Nissan profit beats estimates
TOKYO: Nissan Motor reported profit that beat analyst estimates as the Rogue crossover drove increased demand in the U.S., the Japanese automaker's biggest market. Net income in the quarter through December rose to 127.2 billion yen ($1.1 billion), the company said in a statement Wednesday. The carmaker topped the 120.6 billion yen average of eight analysts' estimates compiled by Bloomberg. With Americans buying a record number of new vehicles last year, Nissan joined other automakers in riding the wave of low gasoline prices, cheap credit and an improving labor market. The company's sales gain outpaced peers Toyota Motor Corp. and Honda Motor Co. for the third-straight year, with Rogue deliveries surging 44 percent, the biggest jump among top models.

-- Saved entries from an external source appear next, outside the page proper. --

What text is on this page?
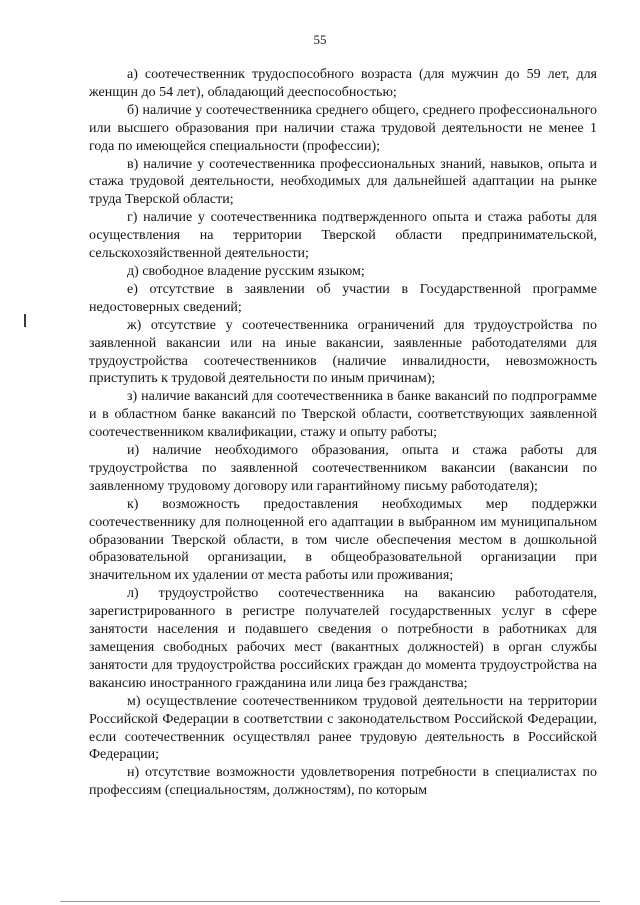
55

а) соотечественник трудоспособного возраста (для мужчин до 59 лет, для женщин до 54 лет), обладающий дееспособностью;

б) наличие у соотечественника среднего общего, среднего профессионального или высшего образования при наличии стажа трудовой деятельности не менее 1 года по имеющейся специальности (профессии);

в) наличие у соотечественника профессиональных знаний, навыков, опыта и стажа трудовой деятельности, необходимых для дальнейшей адаптации на рынке труда Тверской области;

г) наличие у соотечественника подтвержденного опыта и стажа работы для осуществления на территории Тверской области предпринимательской, сельскохозяйственной деятельности;

д) свободное владение русским языком;

е) отсутствие в заявлении об участии в Государственной программе недостоверных сведений;

ж) отсутствие у соотечественника ограничений для трудоустройства по заявленной вакансии или на иные вакансии, заявленные работодателями для трудоустройства соотечественников (наличие инвалидности, невозможность приступить к трудовой деятельности по иным причинам);

з) наличие вакансий для соотечественника в банке вакансий по подпрограмме и в областном банке вакансий по Тверской области, соответствующих заявленной соотечественником квалификации, стажу и опыту работы;

и) наличие необходимого образования, опыта и стажа работы для трудоустройства по заявленной соотечественником вакансии (вакансии по заявленному трудовому договору или гарантийному письму работодателя);

к) возможность предоставления необходимых мер поддержки соотечественнику для полноценной его адаптации в выбранном им муниципальном образовании Тверской области, в том числе обеспечения местом в дошкольной образовательной организации, в общеобразовательной организации при значительном их удалении от места работы или проживания;

л) трудоустройство соотечественника на вакансию работодателя, зарегистрированного в регистре получателей государственных услуг в сфере занятости населения и подавшего сведения о потребности в работниках для замещения свободных рабочих мест (вакантных должностей) в орган службы занятости для трудоустройства российских граждан до момента трудоустройства на вакансию иностранного гражданина или лица без гражданства;

м) осуществление соотечественником трудовой деятельности на территории Российской Федерации в соответствии с законодательством Российской Федерации, если соотечественник осуществлял ранее трудовую деятельность в Российской Федерации;

н) отсутствие возможности удовлетворения потребности в специалистах по профессиям (специальностям, должностям), по которым
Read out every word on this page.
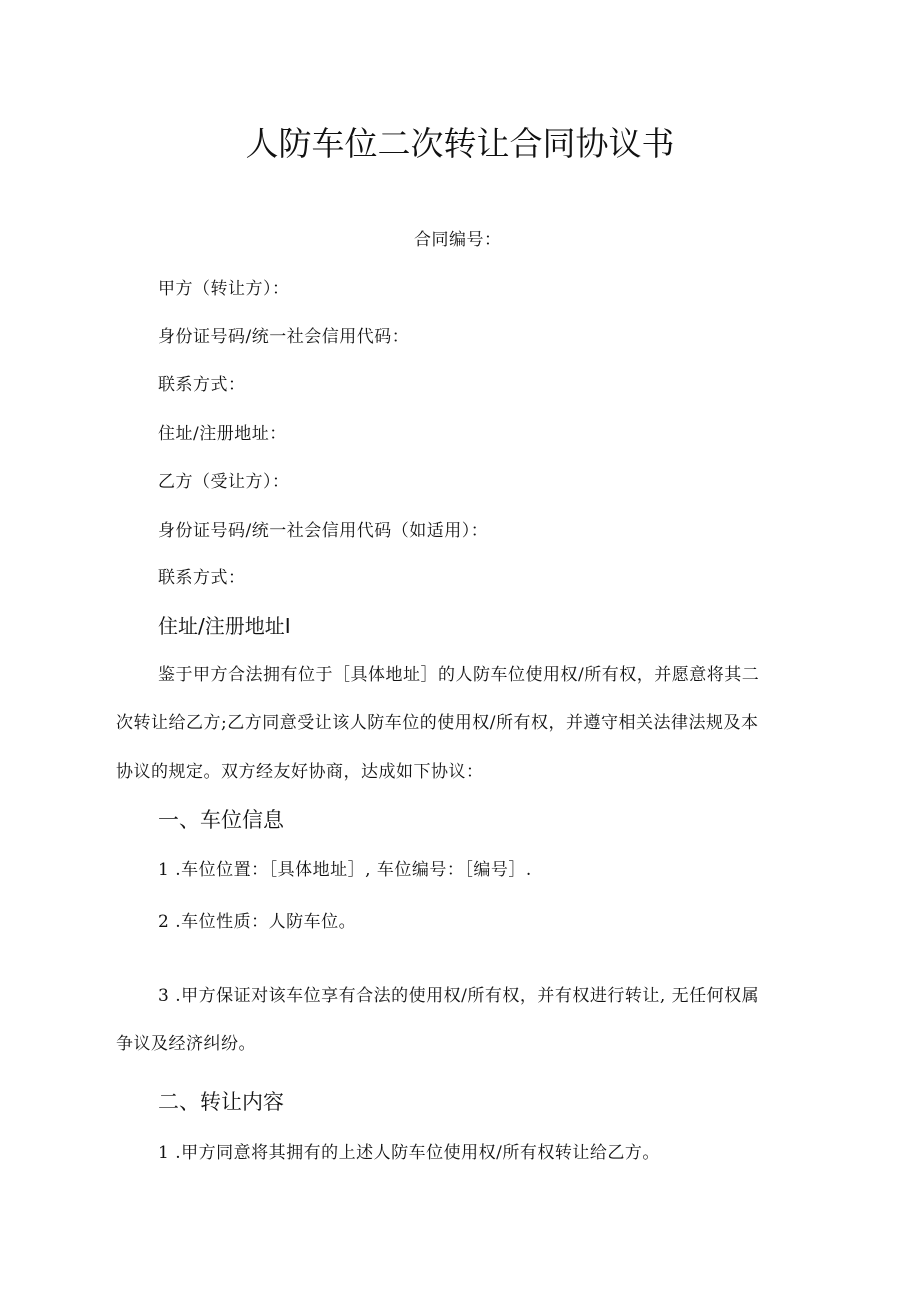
人防车位二次转让合同协议书
合同编号：
甲方（转让方）：
身份证号码/统一社会信用代码：
联系方式：
住址/注册地址：
乙方（受让方）：
身份证号码/统一社会信用代码（如适用）：
联系方式：
住址/注册地址I
鉴于甲方合法拥有位于［具体地址］的人防车位使用权/所有权，并愿意将其二
次转让给乙方;乙方同意受让该人防车位的使用权/所有权，并遵守相关法律法规及本
协议的规定。双方经友好协商，达成如下协议：
一、车位信息
1 .车位位置：［具体地址］, 车位编号：［编号］.
2 .车位性质：人防车位。
3 .甲方保证对该车位享有合法的使用权/所有权，并有权进行转让, 无任何权属
争议及经济纠纷。
二、转让内容
1 .甲方同意将其拥有的上述人防车位使用权/所有权转让给乙方。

"It's very clear the driving force is North America," Seiji Sugiura, an analyst at Tokai Tokyo Research Center, said before Nissan released its results. "Their new cars have contributed to improvement in both profitability and sales." Nissan fell 1.8 percent to 985.3 yen in Tokyo before releasing earnings. The benchmark Topix index declined 3 percent. Shares of carmakers including Nissan have plunged this year as the yen has strengthened, climbing past 115 per dollar for the first time in more than a year on Tuesday. Investors are pouring into Japan's currency as a haven amid concerns that global growth is fading. Nissan has declined 23 percent in 2016, compared with declines of 18 percent for Toyota and 26 percent for Honda. Chief Executive Officer Carlos Ghosn has plans to boost domestic production this year to back above 1 million vehicles, using more local capacity to take advantage of a yen that's still weaker than when the carmaker shifted output abroad earlier this decade. The benefit of exporting cars from Japan would be eroded as the yen gains ground.